State Farm and Allstate’s decisions are not expected to affect current policyholders for the time being, but it may be an indicator that nonrenewals are on the horizon for existing California customers. According to the California Department of Insurance, State Farm was the largest property and casualty insurer by market share, with Allstate trailing closely behind in the number four spot. With two insurance juggernauts leaving the state, more California homeowners may need to rely on California’s FAIR plan — which is typically more expensive than going through a private insurer.

How to prevent home damage from wildfires

Finding homeowners insurance may be the best course of action to financially protect your home from wildfire damage, but reducing your home’s fire exposure may prevent damage in the first place. The following steps may help you avoid wildfire damage to your home and may even earn you a mitigation discount with some carriers. The following steps may help reduce your home’s wildfire risk:

  • Create defensible space: Clearing away flammable materials from the perimeter of your home may prevent wildfire flames from reaching your home’s structure. This may include removing vegetation and debris from around your home and regularly clearing out dead vegetation from your property to eliminate wildfire fuel.
  • Ensure water access on your property: Placing visible hoses at regular intervals around your property may help firefighters quickly access water to defend your property and extinguish embers in the event of a wildfire.
  • Clearly mark your address: It may seem trivial, but ensuring that firefighters can clearly see your marked address from your road may help them more quickly identify structures to defend in the event of a wildfire.
  • Consider fire risk when landscaping or renovating: Certain construction and landscaping materials are far more fire-resistant than others. If you live in a high-risk wildfire area, opting for concrete and stone over wood may help reduce your burn risk. Fire-resistant roofs may also prevent embers from igniting your home. Planting native and drought-resistant plants, as well as employing landscaped firebreaks, may also help reduce your yard’s exposure to fire damage.

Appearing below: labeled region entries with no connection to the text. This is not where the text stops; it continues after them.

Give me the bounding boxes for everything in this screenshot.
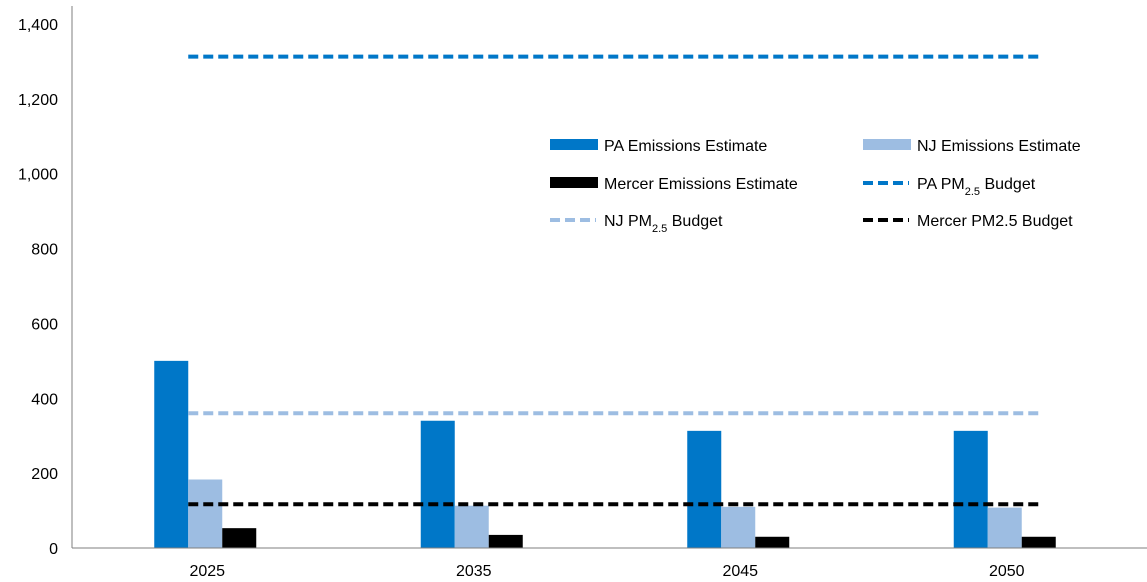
y-tick-label: 1,200 (18, 92, 58, 109)
y-tick-label: 1,400 (18, 17, 58, 34)
bar-pa-emissions-estimate-2045 (687, 430, 722, 548)
x-tick-label: 2035 (456, 563, 492, 580)
bar-nj-emissions-estimate-2025 (188, 479, 223, 548)
legend-label: Mercer Emissions Estimate (604, 176, 798, 193)
y-tick-label: 0 (49, 541, 58, 558)
y-tick-label: 1,000 (18, 167, 58, 184)
bar-mercer-emissions-estimate-2050 (1021, 536, 1056, 548)
bar-mercer-emissions-estimate-2035 (488, 534, 523, 548)
y-tick-label: 600 (31, 316, 58, 333)
legend-entry-2: Mercer Emissions Estimate (550, 176, 798, 193)
y-tick-label: 800 (31, 242, 58, 259)
legend-label: NJ PM2.5 Budget (604, 213, 723, 235)
bars-layer (154, 360, 1056, 548)
legend-label: NJ Emissions Estimate (917, 138, 1081, 155)
bar-pa-emissions-estimate-2025 (154, 360, 189, 548)
x-tick-label: 2025 (189, 563, 225, 580)
bar-mercer-emissions-estimate-2025 (222, 528, 257, 548)
bar-nj-emissions-estimate-2035 (454, 505, 489, 548)
legend-swatch (550, 177, 598, 188)
axes-layer: 0 200 400 600 800 1,000 1,200 1,400 2025 2035 2045… (18, 6, 1147, 580)
legend-label: PA PM2.5 Budget (917, 176, 1036, 198)
bar-pa-emissions-estimate-2050 (953, 430, 988, 548)
legend-label: PA Emissions Estimate (604, 138, 767, 155)
legend: PA Emissions Estimate NJ Emissions Estima… (550, 138, 1081, 235)
bar-nj-emissions-estimate-2045 (721, 506, 756, 548)
bar-nj-emissions-estimate-2050 (987, 507, 1022, 548)
bar-mercer-emissions-estimate-2045 (755, 536, 790, 548)
bar-pa-emissions-estimate-2035 (420, 420, 455, 548)
legend-swatch (550, 139, 598, 150)
x-tick-label: 2045 (722, 563, 758, 580)
legend-entry-1: NJ Emissions Estimate (863, 138, 1081, 155)
legend-entry-3: PA PM2.5 Budget (863, 176, 1036, 198)
legend-label: Mercer PM2.5 Budget (917, 213, 1073, 230)
budget-lines-layer (188, 54, 1040, 507)
legend-swatch (863, 139, 911, 150)
legend-entry-0: PA Emissions Estimate (550, 138, 767, 155)
x-tick-label: 2050 (989, 563, 1025, 580)
legend-entry-5: Mercer PM2.5 Budget (863, 213, 1073, 230)
y-tick-label: 200 (31, 466, 58, 483)
y-tick-label: 400 (31, 391, 58, 408)
legend-entry-4: NJ PM2.5 Budget (550, 213, 723, 235)
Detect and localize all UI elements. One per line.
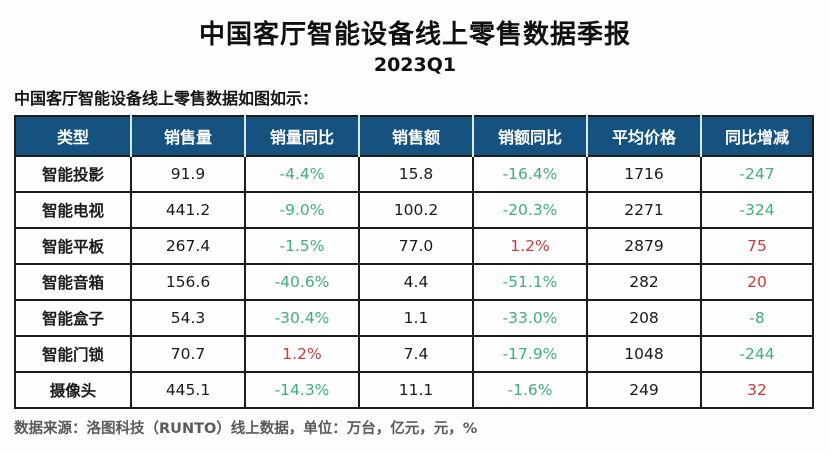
cell-yoy_change: 75 [700, 227, 814, 265]
table-row: 智能音箱 156.6 -40.6% 4.4 -51.1% 282 20 [14, 263, 814, 301]
cell-volume_yoy: -40.6% [244, 263, 360, 301]
cell-sales_volume: 91.9 [130, 155, 246, 193]
cell-avg_price: 1048 [586, 335, 702, 373]
col-header-type: 类型 [15, 116, 131, 156]
cell-yoy_change: -244 [700, 335, 814, 373]
cell-avg_price: 249 [586, 371, 702, 409]
cell-yoy_change: -324 [700, 191, 814, 229]
cell-sales_volume: 70.7 [130, 335, 246, 373]
cell-sales_value: 77.0 [358, 227, 474, 265]
cell-avg_price: 2271 [586, 191, 702, 229]
cell-sales_value: 7.4 [358, 335, 474, 373]
cell-type: 智能电视 [14, 191, 132, 229]
cell-sales_volume: 441.2 [130, 191, 246, 229]
cell-value_yoy: 1.2% [472, 227, 588, 265]
cell-sales_value: 1.1 [358, 299, 474, 337]
cell-volume_yoy: -4.4% [244, 155, 360, 193]
table-row: 智能门锁 70.7 1.2% 7.4 -17.9% 1048 -244 [14, 335, 814, 373]
cell-yoy_change: 32 [700, 371, 814, 409]
table-row: 智能投影 91.9 -4.4% 15.8 -16.4% 1716 -247 [14, 155, 814, 193]
col-header-avg-price: 平均价格 [586, 116, 701, 156]
retail-data-table: 类型 销售量 销量同比 销售额 销额同比 平均价格 同比增减 智能投影 91.9-… [14, 115, 814, 409]
table-header-row: 类型 销售量 销量同比 销售额 销额同比 平均价格 同比增减 [15, 116, 813, 156]
cell-sales_volume: 267.4 [130, 227, 246, 265]
cell-avg_price: 1716 [586, 155, 702, 193]
col-header-sales-value: 销售额 [358, 116, 473, 156]
cell-type: 智能平板 [14, 227, 132, 265]
cell-sales_value: 4.4 [358, 263, 474, 301]
col-header-volume-yoy: 销量同比 [244, 116, 359, 156]
intro-text: 中国客厅智能设备线上零售数据如图如示： [14, 89, 319, 108]
cell-value_yoy: -1.6% [472, 371, 588, 409]
table-row: 智能电视 441.2 -9.0% 100.2 -20.3% 2271 -324 [14, 191, 814, 229]
table-row: 智能平板 267.4 -1.5% 77.0 1.2% 2879 75 [14, 227, 814, 265]
table-row: 摄像头 445.1 -14.3% 11.1 -1.6% 249 32 [14, 371, 814, 409]
page-subtitle: 2023Q1 [373, 54, 457, 76]
cell-sales_volume: 445.1 [130, 371, 246, 409]
cell-sales_value: 11.1 [358, 371, 474, 409]
cell-type: 智能投影 [14, 155, 132, 193]
cell-sales_volume: 54.3 [130, 299, 246, 337]
cell-sales_value: 15.8 [358, 155, 474, 193]
cell-type: 摄像头 [14, 371, 132, 409]
cell-type: 智能门锁 [14, 335, 132, 373]
cell-avg_price: 282 [586, 263, 702, 301]
col-header-sales-volume: 销售量 [130, 116, 245, 156]
cell-value_yoy: -33.0% [472, 299, 588, 337]
cell-yoy_change: 20 [700, 263, 814, 301]
cell-volume_yoy: -1.5% [244, 227, 360, 265]
cell-value_yoy: -16.4% [472, 155, 588, 193]
cell-type: 智能盒子 [14, 299, 132, 337]
cell-sales_value: 100.2 [358, 191, 474, 229]
cell-volume_yoy: -30.4% [244, 299, 360, 337]
cell-sales_volume: 156.6 [130, 263, 246, 301]
cell-value_yoy: -20.3% [472, 191, 588, 229]
source-note: 数据来源：洛图科技（RUNTO）线上数据，单位：万台，亿元，元，% [14, 421, 478, 437]
cell-avg_price: 208 [586, 299, 702, 337]
col-header-value-yoy: 销额同比 [472, 116, 587, 156]
cell-value_yoy: -17.9% [472, 335, 588, 373]
cell-yoy_change: -247 [700, 155, 814, 193]
cell-value_yoy: -51.1% [472, 263, 588, 301]
cell-volume_yoy: 1.2% [244, 335, 360, 373]
page-title: 中国客厅智能设备线上零售数据季报 [198, 20, 631, 50]
cell-yoy_change: -8 [700, 299, 814, 337]
col-header-yoy-change: 同比增减 [700, 116, 813, 156]
cell-volume_yoy: -14.3% [244, 371, 360, 409]
cell-type: 智能音箱 [14, 263, 132, 301]
cell-volume_yoy: -9.0% [244, 191, 360, 229]
cell-avg_price: 2879 [586, 227, 702, 265]
table-row: 智能盒子 54.3 -30.4% 1.1 -33.0% 208 -8 [14, 299, 814, 337]
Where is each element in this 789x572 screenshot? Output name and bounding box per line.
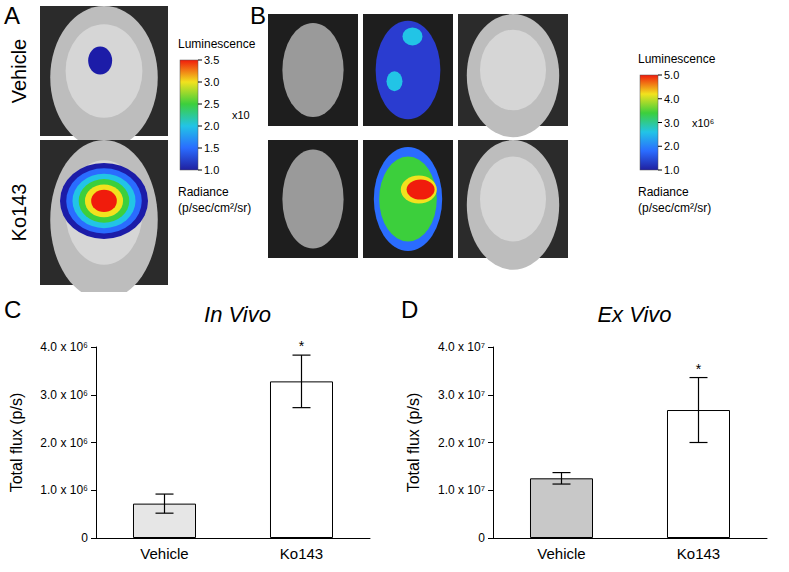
- svg-text:3.0 x 10⁶: 3.0 x 10⁶: [40, 388, 88, 402]
- svg-text:0: 0: [478, 531, 485, 545]
- svg-text:Ko143: Ko143: [8, 184, 30, 242]
- svg-text:1.5: 1.5: [204, 142, 219, 154]
- svg-text:4.0: 4.0: [664, 93, 679, 105]
- svg-text:2.0: 2.0: [204, 120, 219, 132]
- svg-text:3.0 x 10⁷: 3.0 x 10⁷: [438, 388, 485, 402]
- svg-text:4.0 x 10⁷: 4.0 x 10⁷: [438, 340, 485, 354]
- svg-text:Radiance: Radiance: [178, 185, 229, 199]
- svg-text:2.0: 2.0: [664, 140, 679, 152]
- svg-text:Luminescence: Luminescence: [638, 52, 716, 66]
- svg-text:1.0: 1.0: [204, 164, 219, 176]
- svg-text:x10⁶: x10⁶: [692, 117, 714, 129]
- svg-text:3.0: 3.0: [664, 117, 679, 129]
- svg-text:Total flux (p/s): Total flux (p/s): [405, 393, 422, 493]
- svg-text:x10: x10: [232, 109, 250, 121]
- html-text:D: D: [401, 296, 419, 323]
- svg-text:1.0: 1.0: [664, 164, 679, 176]
- svg-text:Ex Vivo: Ex Vivo: [597, 302, 671, 327]
- svg-text:1.0 x 10⁷: 1.0 x 10⁷: [438, 483, 485, 497]
- svg-text:0: 0: [81, 531, 88, 545]
- svg-text:Ko143: Ko143: [677, 545, 720, 562]
- svg-text:Luminescence: Luminescence: [178, 37, 256, 51]
- svg-text:4.0 x 10⁶: 4.0 x 10⁶: [40, 340, 88, 354]
- svg-text:Radiance: Radiance: [638, 185, 689, 199]
- svg-text:*: *: [299, 338, 305, 354]
- svg-text:Ko143: Ko143: [280, 545, 323, 562]
- svg-text:*: *: [696, 361, 702, 377]
- svg-text:B: B: [250, 2, 266, 29]
- html-text:C: C: [4, 296, 22, 323]
- svg-text:2.0 x 10⁷: 2.0 x 10⁷: [438, 436, 485, 450]
- svg-text:Vehicle: Vehicle: [8, 39, 30, 104]
- svg-text:3.5: 3.5: [204, 54, 219, 66]
- svg-text:2.5: 2.5: [204, 98, 219, 110]
- svg-text:5.0: 5.0: [664, 69, 679, 81]
- svg-text:2.0 x 10⁶: 2.0 x 10⁶: [40, 436, 88, 450]
- svg-text:3.0: 3.0: [204, 76, 219, 88]
- svg-text:Vehicle: Vehicle: [140, 545, 188, 562]
- svg-text:Vehicle: Vehicle: [537, 545, 585, 562]
- svg-text:In Vivo: In Vivo: [204, 302, 271, 327]
- svg-text:(p/sec/cm²/sr): (p/sec/cm²/sr): [638, 201, 711, 215]
- svg-text:A: A: [4, 2, 20, 29]
- svg-text:1.0 x 10⁶: 1.0 x 10⁶: [40, 483, 88, 497]
- svg-text:(p/sec/cm²/sr): (p/sec/cm²/sr): [178, 201, 251, 215]
- svg-text:Total flux (p/s): Total flux (p/s): [8, 393, 25, 493]
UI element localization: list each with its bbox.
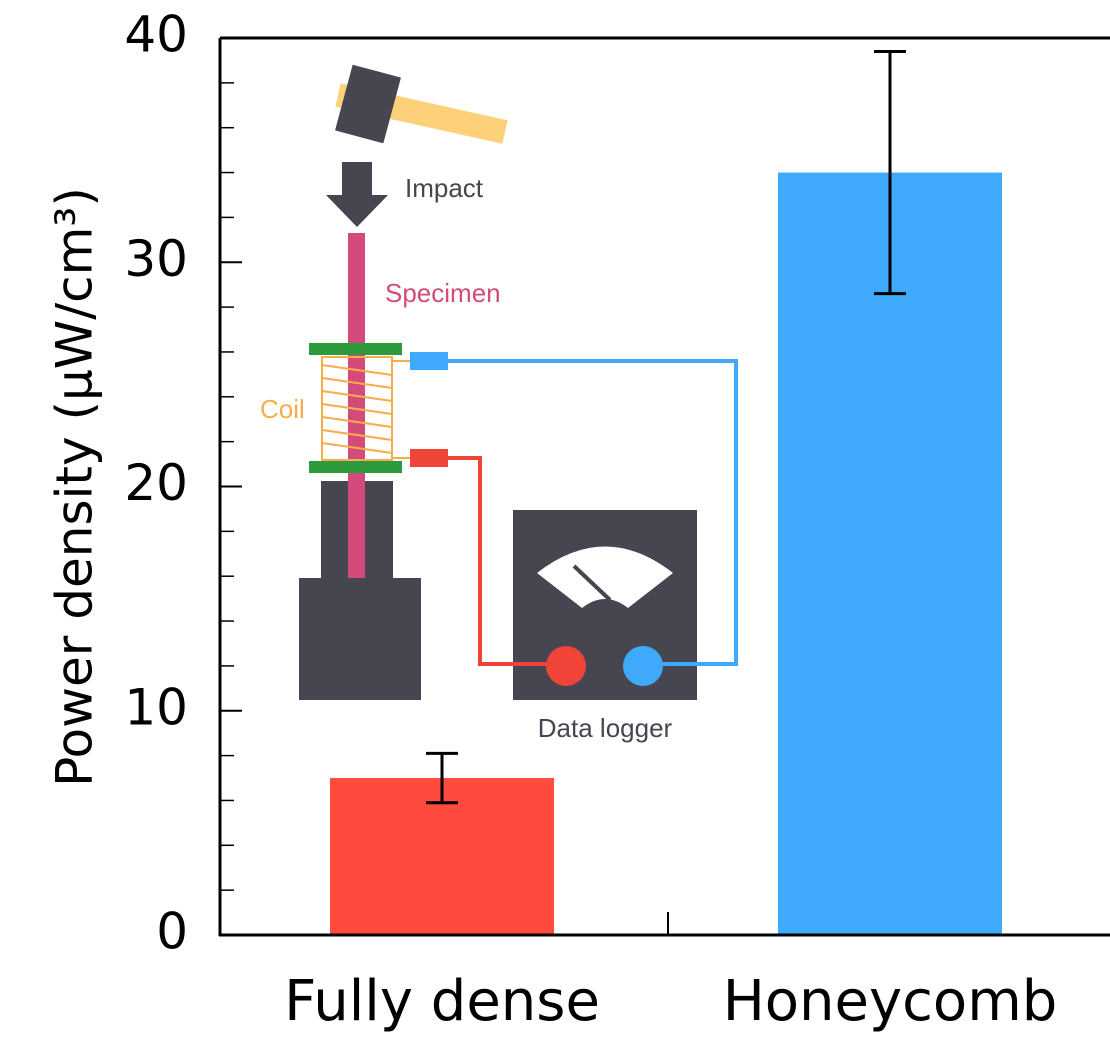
chart: Impact Specimen Coil Data logger Power d…: [0, 0, 1110, 1039]
y-tick-label: 20: [124, 454, 188, 512]
y-tick-label: 30: [124, 230, 188, 288]
inset-label: Impact: [405, 173, 484, 203]
y-tick-label: 0: [156, 903, 188, 961]
inset-label: Specimen: [385, 278, 501, 308]
inset-diagram: Impact Specimen Coil Data logger: [260, 65, 736, 743]
inset-label: Data logger: [538, 713, 673, 743]
y-axis-label: Power density (μW/cm³): [46, 187, 104, 787]
x-tick-label: Fully dense: [284, 969, 600, 1034]
x-tick-label: Honeycomb: [723, 969, 1058, 1034]
y-tick-label: 10: [124, 678, 188, 736]
page: {"chart_data": {"type": "bar", "y_label"…: [0, 0, 1110, 1039]
inset-label: Coil: [260, 394, 305, 424]
y-tick-label: 40: [124, 6, 188, 64]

Frequently asked questions

    • The best home insurance company for homes in high-risk fire areas likely depends on your location, coverage needs and insurance priorities. If you live in an area that experiences wildfires but you have a couple options for private insurers, you may be able to be more selective about choosing a carrier. If you are more limited in your carrier choices, you may have to go with the company that is willing to write a policy for you, likely at a higher cost. Exploring coverage options and quotes from different companies is likely the best way to narrow down the top companies for your insurance needs. If you’re having trouble securing coverage, speaking with an insurance broker who is familiar with the insurance landscape in your area may be beneficial.
    • To financially protect your home, you may not need to purchase extra insurance specifically for wildfires. Instead, you might want to review your dwelling, other structures and personal property structure policy limits and make sure you have adequate coverage.

      You’ll likely want to read your home insurance policy carefully if you are in a high-risk wildfire area. Your insurer may limit fire coverage to exclude damage from wildfires but still cover other kinds of fire damage, like an accidental kitchen fire. In that instance, you may need to add wildfire insurance as a separate endorsement or purchase standalone coverage through your state’s FAIR plan or a different private carrier.

    • Data from Triple-I lists California, Florida and Texas as the three states with the most homes at risk for extreme fire damage. California has the highest number of vulnerable homes by far, with over 1.2 million homes at risk for extreme wildfires as of 2022. While California may be the state that first comes to mind when you think of wildfires, wildfires have the potential to occur in nearly every state.